Serap ve Hüseyin konuşurlarken yapay zeka metni ve görseli hazırlamıştı. "Hadi kahve alıp gelelim." dedi Hüseyin. "Kalanını gelince hallederim."
Birlikte kahve makinesinden kahvelerini aldıktan sonra kısa bir hava alma molası verdiler.
* * *
Gün boyunca sabah yaşadıklarını düşünen Serap bir yandan çalışırken diğer yandan plazada yaşamın gerçekleri ile yüzleşmeye başladığını hissetti. Geçen yedi aylık süreçte diğer ekip arkadaşları tarafından yürütülen yazışmaları sıkıca takip ederek süreçleri öğrenmeye çalışmış, geçen hafta itibarıyla da Arman'ın isteğiyle, kendi iş süreçleri ile ilgili yazışmaları kendisi yapmaya başlamıştı. Bugün de "yazılı olmayan kurallar"dan birini öğrenmişti: "Biten iş her zaman istenen zamandan önce teslim edilmez. Hatta çoğu zaman edilmez. Zaman yönetimi denen kavrama bu da dahildir."
Saat 17:25'te, yöneticisinin istediği gibi dosyayı "mail" ile göndermiş, bilgisayarını kapatarak günü sonlandırmış ve servisin yolunu tutmuştu.
Servisteyken gün içinde pek bakmadığı sosyal medya hesaplarında biraz dolaşmış, Hüseyin'in paylaşımını görmüştü. Upuzun, bitmeyecekmiş gibi görünen bir metin ile, yapay zekanın yaratıcılığını fazlasıyla kullanarak ürettiği görseli paylaşan Hüseyin'in bu paylaşımı 1 saat içinde 26 beğeni almıştı. Serap insanların bu paylaşımı ne ara okuyup da beğendiklerini düşünürken asıl şaşkınlığı paylaşımın altındaki yorumu gördüğünde yaşadı.
Arman Bey Hüseyin'in paylaşımının altına yorum olarak "Hüseyin, ürettiğimiz işlerin mutfağında gerekli olan bilgi ve donanıma dair yaptığın bu gibi paylaşımlar hepimize yol gösteriyor. Paylaşımlarını keyifle ve merakla takip ediyorum. Arayı uzatmadan yenileri gelsin!" yazmıştı. Serap için daha da şaşırtıcı olanı ise bu yorumun da 12 kişi tarafından beğenilmiş olmasıydı.

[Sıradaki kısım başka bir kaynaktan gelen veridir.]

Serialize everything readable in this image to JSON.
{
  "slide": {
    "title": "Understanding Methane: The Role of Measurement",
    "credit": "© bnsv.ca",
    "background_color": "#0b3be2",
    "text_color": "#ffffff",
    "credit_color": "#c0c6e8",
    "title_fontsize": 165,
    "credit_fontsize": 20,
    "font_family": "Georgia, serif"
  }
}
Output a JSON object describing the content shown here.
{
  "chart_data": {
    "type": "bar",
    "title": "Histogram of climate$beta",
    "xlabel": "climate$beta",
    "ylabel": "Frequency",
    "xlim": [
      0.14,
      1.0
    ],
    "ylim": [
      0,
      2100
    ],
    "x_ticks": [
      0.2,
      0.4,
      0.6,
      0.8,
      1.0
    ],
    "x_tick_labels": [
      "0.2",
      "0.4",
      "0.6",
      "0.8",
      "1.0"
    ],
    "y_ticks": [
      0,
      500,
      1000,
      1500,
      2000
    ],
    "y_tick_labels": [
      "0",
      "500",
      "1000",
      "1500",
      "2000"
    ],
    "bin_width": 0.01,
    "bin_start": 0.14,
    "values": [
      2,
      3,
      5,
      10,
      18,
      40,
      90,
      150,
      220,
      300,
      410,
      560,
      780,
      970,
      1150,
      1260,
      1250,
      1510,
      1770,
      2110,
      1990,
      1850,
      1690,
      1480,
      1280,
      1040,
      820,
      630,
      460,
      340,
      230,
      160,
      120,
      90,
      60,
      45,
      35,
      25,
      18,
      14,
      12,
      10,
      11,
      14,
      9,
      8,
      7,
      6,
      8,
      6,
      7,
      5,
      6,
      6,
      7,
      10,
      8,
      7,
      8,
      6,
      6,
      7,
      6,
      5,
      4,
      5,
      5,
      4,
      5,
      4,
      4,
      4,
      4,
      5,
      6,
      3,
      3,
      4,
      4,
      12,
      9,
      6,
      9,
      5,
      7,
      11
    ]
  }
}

Tam paylaşımı beğeneceği sırada telefonu çaldı. Numarayı tanımıyordu. Kısa bir süre ekrana baktıktan sonra telefonu açtı.
-Serap sen misin?
-Evet ama tanıyamadım sizi.
-Gönderdiğin maile bakıyorum da. Burak ben bu arada, Kurumsal İletişim Yöneticisi. Çıkmadan gönderdiğin maile bakıyorum. Yanlış dosya göndermiş olabilir misin?
-Merhaba Burak Bey, tanıyamadım kusura bakmayın. Dosyayı Arman Bey ile hazırladık ve o onay verdi ama. Neresi eksik olmuş?
-Verileri göndermişsiniz ama görselleştirme yapılmamış.
-Sadece verileri ileteceğiz, kurumsal iletişim kendisi görselleştirecek; dendi bana.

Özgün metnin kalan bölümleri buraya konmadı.